وَكَأَنَّ الْجُمْهُورَ غَلَّبُوا حُكْمَ التَّغْلِيظِ فِي الطَّلَاقِ سَدًّا لِلذَّرِيعَةِ وَلَكِنْ تَبْطُلُ بِذَلِكَ الرُّخْصَةُ الشَّرْعِيَّةُ وَالرِّفْقُ الْمَقْصُودُ فِي ذَلِكَ أَعْنِي فِي قَوْله تَعَالَى لَعَلَّ اللَّهَ يُحْدِثُ بَعْدَ ذَلِكَ أَمْرًاIt is as if the majority let the strict opinion prevail as a way of blocking the means (to discourage triple divorce), but that would invalidate the legal concession and its gentle intent. I mean in the words of the Almighty: Perhaps Allah will bring something new after that matter (65:1).Imposing irrevocability on triple divorce invalidates the concession – the possibility of reconciliation and return (raj’i) – that is obviously desired by Allah. Today, it may no longer be an effective mechanism to deter triple divorce, while at the same time it undermines the slower, gentler manner in which a divorce should be carried out.
Scholars today ought to carefully consider the purpose of Umar in imposing irrevocability on triple divorce. His judgment to block the means surely applied to his time, because his people probably had the good sense and piety to take his deterrent to heart. In our times, however, husbands are abusing triple divorce in horrific ways, causing broken families and deplorable nikah halala ‘services’ to proliferate at an alarming rate. The irrevocability of triple divorce no longer deters people, but rather it only emboldens them.

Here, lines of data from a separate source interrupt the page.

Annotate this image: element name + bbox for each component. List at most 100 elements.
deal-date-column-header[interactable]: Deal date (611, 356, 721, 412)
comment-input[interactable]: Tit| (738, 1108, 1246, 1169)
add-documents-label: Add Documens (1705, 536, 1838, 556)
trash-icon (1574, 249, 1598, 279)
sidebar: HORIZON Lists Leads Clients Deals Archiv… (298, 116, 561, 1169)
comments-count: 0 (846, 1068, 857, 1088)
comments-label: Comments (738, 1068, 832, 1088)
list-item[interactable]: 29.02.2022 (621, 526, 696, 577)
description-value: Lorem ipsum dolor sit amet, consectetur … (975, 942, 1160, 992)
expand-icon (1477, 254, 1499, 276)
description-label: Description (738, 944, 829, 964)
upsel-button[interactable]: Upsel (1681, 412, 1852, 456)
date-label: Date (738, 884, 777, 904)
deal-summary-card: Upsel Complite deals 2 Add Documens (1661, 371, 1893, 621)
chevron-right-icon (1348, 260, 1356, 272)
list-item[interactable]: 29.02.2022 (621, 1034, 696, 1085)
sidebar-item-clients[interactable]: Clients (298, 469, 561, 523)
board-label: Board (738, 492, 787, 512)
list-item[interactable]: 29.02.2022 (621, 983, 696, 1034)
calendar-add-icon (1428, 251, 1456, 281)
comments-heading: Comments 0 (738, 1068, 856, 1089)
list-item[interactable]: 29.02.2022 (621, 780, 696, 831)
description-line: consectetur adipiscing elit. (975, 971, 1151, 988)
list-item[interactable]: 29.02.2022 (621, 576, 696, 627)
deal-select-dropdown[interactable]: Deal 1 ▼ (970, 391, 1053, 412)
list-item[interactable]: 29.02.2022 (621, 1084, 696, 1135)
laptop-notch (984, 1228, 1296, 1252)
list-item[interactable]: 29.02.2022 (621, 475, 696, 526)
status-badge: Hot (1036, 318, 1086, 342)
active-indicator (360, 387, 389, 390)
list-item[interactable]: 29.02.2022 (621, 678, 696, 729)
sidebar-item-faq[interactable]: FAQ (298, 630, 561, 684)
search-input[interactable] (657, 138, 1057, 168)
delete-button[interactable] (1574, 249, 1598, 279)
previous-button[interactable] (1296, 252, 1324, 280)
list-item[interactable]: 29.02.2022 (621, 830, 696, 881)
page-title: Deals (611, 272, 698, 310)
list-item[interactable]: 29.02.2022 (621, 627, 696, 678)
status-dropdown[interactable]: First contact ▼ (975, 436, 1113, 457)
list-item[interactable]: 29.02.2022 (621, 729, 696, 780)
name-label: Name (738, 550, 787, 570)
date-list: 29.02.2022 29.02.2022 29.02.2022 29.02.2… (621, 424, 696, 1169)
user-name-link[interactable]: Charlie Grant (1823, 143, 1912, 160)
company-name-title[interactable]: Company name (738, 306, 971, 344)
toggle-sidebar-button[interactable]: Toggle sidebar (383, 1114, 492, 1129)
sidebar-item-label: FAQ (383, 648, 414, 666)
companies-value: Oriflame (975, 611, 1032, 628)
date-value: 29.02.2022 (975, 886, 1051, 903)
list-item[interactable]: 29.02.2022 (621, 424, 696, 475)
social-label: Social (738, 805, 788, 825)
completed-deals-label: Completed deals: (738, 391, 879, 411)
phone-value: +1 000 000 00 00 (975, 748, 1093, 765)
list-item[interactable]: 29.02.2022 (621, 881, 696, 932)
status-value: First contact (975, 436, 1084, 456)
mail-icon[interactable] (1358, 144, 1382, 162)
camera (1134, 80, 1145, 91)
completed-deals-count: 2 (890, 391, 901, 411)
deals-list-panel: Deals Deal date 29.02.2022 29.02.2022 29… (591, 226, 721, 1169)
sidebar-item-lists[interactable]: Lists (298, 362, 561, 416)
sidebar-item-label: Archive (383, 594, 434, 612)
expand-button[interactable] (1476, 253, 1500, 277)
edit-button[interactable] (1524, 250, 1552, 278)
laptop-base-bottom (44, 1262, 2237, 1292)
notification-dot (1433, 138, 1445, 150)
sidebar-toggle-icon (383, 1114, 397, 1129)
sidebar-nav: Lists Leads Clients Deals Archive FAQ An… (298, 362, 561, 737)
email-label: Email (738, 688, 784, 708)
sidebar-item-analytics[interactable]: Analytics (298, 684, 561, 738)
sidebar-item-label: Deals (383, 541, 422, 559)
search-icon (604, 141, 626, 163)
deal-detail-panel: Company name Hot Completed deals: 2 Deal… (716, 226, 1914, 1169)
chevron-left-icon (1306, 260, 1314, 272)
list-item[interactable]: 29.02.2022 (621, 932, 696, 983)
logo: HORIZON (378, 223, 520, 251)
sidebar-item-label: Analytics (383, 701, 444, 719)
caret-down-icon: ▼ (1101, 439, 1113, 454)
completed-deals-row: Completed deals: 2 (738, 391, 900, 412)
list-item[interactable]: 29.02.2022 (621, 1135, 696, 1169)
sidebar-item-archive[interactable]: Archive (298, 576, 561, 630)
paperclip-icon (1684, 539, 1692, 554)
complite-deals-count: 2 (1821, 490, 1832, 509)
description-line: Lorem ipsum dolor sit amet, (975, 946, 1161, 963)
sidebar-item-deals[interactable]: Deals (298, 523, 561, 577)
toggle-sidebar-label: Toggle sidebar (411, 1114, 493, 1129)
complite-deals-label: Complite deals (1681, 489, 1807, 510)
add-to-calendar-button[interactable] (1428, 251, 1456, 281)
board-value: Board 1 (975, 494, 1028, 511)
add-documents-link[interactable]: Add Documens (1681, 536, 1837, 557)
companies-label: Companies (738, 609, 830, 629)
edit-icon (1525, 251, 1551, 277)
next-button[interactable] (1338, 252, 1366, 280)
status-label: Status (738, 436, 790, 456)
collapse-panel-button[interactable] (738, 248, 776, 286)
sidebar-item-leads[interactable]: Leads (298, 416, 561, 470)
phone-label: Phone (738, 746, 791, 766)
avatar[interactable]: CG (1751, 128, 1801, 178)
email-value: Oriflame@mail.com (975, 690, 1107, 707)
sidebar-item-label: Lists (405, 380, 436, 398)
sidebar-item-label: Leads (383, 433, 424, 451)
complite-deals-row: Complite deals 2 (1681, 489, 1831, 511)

As such, it may be the wisest course of action to adopt the legitimate opinion of the minority and thereby cut off the key source facilitating the loathsome practice of nikah halala. The fact that most Muslim authorities today adopt Ibn Taymiyyah’s revival of this opinion, a decision for which he was unjustly imprisoned but refused to relent, is a testament to his visionary scholarship and principled integrity.